Christy Fields has been attending New Mexico Christian Academy for eight years, built strong relationships with friends she doesn’t want to see diminish if the school if forced to close for financial reasons.
The 15-year-old Portales resident has Wigner’s Disease, which weakens the immune system, preventing her from attending a larger school, family members said, and the only other option would be home schooling.
“I would be very sad if they shut down next year,” Fields said. “You can make really close friends there, it’s like family.”
The academy’s finances have dwindled considerably in recent years, prompting school officials to pinch pennies and seek alternative revenues in the hopes of keeping the school afloat.
“We were breaking even and 9/11 hit, and then everybody got nervous and financial support dropped about $8,000 a month,” said John Snowberger, the NMCA school board treasurer and a financial contributor.
The school needs about $7,500 over the next 10 months to remain operational, Snowberger added.
The NMCA school board earlier this summer reviewed the budget and decided that school could not open this fall without additional funding, according to the school’s principal Sherill Wofford.
But many school officials are adamant about keeping the K-12 private school operating, even if that includes accepting pay cuts.
“The board looked at the budget, and it looked painfully obvious that we wouldn’t be able to have school next year,” Wofford said. “The decision was we would have to close; however, nobody wanted to close.
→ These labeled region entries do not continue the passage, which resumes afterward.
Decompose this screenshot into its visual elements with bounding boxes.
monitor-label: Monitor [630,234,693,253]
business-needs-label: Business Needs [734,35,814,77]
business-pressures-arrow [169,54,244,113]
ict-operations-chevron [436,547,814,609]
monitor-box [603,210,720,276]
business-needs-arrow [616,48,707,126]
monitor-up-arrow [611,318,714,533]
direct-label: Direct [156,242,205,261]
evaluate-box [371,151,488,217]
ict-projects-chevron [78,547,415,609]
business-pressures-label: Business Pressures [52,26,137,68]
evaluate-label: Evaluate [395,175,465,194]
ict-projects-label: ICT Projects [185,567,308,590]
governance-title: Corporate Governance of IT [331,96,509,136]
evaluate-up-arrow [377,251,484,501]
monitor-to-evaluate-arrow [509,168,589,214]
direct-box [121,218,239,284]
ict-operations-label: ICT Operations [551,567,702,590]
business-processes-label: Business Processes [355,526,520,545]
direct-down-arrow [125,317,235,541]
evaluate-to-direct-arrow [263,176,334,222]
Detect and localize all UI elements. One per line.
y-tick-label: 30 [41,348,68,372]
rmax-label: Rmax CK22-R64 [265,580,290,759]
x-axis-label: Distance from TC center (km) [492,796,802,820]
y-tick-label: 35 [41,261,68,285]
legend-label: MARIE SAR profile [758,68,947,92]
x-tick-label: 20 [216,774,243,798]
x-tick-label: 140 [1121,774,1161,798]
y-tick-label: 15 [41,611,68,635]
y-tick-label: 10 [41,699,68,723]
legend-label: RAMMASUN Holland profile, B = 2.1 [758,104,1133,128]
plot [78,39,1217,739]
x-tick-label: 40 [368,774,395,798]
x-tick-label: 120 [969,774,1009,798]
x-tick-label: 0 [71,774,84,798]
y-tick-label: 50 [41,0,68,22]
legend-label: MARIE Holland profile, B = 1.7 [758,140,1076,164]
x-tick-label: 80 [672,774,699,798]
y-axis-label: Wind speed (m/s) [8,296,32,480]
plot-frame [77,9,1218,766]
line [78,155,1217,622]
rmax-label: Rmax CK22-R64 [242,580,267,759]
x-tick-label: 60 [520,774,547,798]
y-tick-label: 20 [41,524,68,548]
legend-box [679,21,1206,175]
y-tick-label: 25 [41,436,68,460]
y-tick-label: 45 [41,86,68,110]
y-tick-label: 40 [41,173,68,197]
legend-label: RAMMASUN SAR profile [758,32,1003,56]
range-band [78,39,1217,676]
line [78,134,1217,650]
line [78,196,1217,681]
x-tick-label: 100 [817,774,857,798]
Coming up with these funds is going to have to be drastic and soon.”
Moreover, enrollment has dropped considerably in the past year due to talk of the school’s closing last summer, according to Mandy Hertel, a teacher at the academy.
The enrollment the past school year was 60 students, school officials say, of which about 20 are children of teachers. Tuition at NMCA runs about $2,000 a year per student and a little less for kindergarten.
Even with the academy’s financial woes, Hertel said school needs to go on, and has offered a portion of her salary as evidence of her devotion to the cause.
“We want the school to go on, it’s mostly a ministry that goes on there because we love our kids, and want the children to have a Christian education,” Hertel said.
“Right now we are in the process of trying to find what the minimum amount is that each one of us (teachers) can work for. We are also trying very hard to get the Christian community behind us.”